A fall? Hit my head? That would explain a lot but, then again, it also created more questions. Hit my head where? I was formulating more questions for the nurse’s return when Ginger walked into the room.

“You look like death warmed over.” Ginger sure had a way with words but I was happy to see her despite the greeting.

“I’ve felt better” I acknowledged “but I’m guessing that I’m going to live.”

“I heard you fell backward in your chair and it was so dark that a waiter tripped and fell on you.”

“You know more than I do. Last I remember I was having a glass of wine with Mary Margaret and then *poof* I wake up in the hospital.”

“Humm” Ginger said tentatively “could the wine have something to do with the fall?” I was starting to get annoyed with my best friend but my mood changed when Guy entered the room.

Ginger watched Guy’s tall, lean frame as he walked to my bedside. I realized that Crab Festival week was so busy I hadn’t had a chanced to tell Ginger about my date with Guy. She must be wondering why he was visiting me in the hospital.

“How are you feeling?” he asked as he leaned over and gave me a short, but warm kiss on the lips. Ginger’s eyes moved from Guy to me with curiosity. She gave me big eyes which was code for “what the hell”?
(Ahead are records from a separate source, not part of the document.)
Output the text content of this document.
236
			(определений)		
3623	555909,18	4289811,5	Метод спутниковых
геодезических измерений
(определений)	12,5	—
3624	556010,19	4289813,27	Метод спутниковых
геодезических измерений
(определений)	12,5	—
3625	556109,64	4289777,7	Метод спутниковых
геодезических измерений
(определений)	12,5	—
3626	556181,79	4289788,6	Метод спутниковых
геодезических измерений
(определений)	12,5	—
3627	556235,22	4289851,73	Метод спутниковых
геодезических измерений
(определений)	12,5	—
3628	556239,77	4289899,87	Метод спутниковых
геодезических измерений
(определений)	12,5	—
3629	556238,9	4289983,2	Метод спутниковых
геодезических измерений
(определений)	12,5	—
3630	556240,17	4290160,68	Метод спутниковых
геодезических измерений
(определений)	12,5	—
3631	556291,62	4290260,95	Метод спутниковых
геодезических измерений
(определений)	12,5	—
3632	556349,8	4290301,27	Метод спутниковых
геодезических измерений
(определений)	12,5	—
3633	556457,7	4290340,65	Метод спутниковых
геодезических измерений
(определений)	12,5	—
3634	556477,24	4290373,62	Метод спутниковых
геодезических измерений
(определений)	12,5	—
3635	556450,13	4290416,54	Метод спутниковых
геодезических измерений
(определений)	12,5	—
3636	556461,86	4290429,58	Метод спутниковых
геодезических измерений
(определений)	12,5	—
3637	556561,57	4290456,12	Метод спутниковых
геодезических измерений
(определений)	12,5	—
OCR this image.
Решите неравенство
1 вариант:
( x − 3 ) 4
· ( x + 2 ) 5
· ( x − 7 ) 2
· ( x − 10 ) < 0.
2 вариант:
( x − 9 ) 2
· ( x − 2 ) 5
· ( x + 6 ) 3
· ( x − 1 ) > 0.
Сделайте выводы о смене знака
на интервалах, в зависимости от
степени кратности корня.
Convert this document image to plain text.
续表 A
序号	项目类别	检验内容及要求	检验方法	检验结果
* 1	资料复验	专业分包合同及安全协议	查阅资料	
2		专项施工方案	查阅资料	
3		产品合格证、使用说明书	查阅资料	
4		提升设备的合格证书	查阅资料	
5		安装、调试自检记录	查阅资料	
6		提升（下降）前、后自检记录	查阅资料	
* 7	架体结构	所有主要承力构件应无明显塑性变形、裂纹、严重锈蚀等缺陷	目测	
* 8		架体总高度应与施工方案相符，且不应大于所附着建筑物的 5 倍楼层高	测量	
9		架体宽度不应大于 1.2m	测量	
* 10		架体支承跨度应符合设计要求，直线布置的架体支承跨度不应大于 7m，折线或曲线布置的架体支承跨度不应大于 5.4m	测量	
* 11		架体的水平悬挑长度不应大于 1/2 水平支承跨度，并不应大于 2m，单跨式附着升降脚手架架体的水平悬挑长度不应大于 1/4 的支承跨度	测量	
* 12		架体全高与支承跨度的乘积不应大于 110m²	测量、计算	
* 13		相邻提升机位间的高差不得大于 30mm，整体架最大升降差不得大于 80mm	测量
“I’ve been better. How are you?”

“Fine” he replied. That was a lie.

“What’s wrong?” my lie detector beat my brain to my lips. I was going to have to work on that.

Ginger moved closer to examine the flowers on the window ledge. She stuck her finger in the containers to check the water level much like I’d seen countless mothers stick a digit in the back of a baby diaper to check their water level. Her cover didn’t fool me even with a head injury. She wanted to hear what Guy had to say.

Guy turned to my friend, as if to avoid my question, and they exchanged greetings.  Ginger filled Guy in on the cause and details of my injuries while I struggled to keep my eyes open. I lost that struggle. When I woke up, I was alone.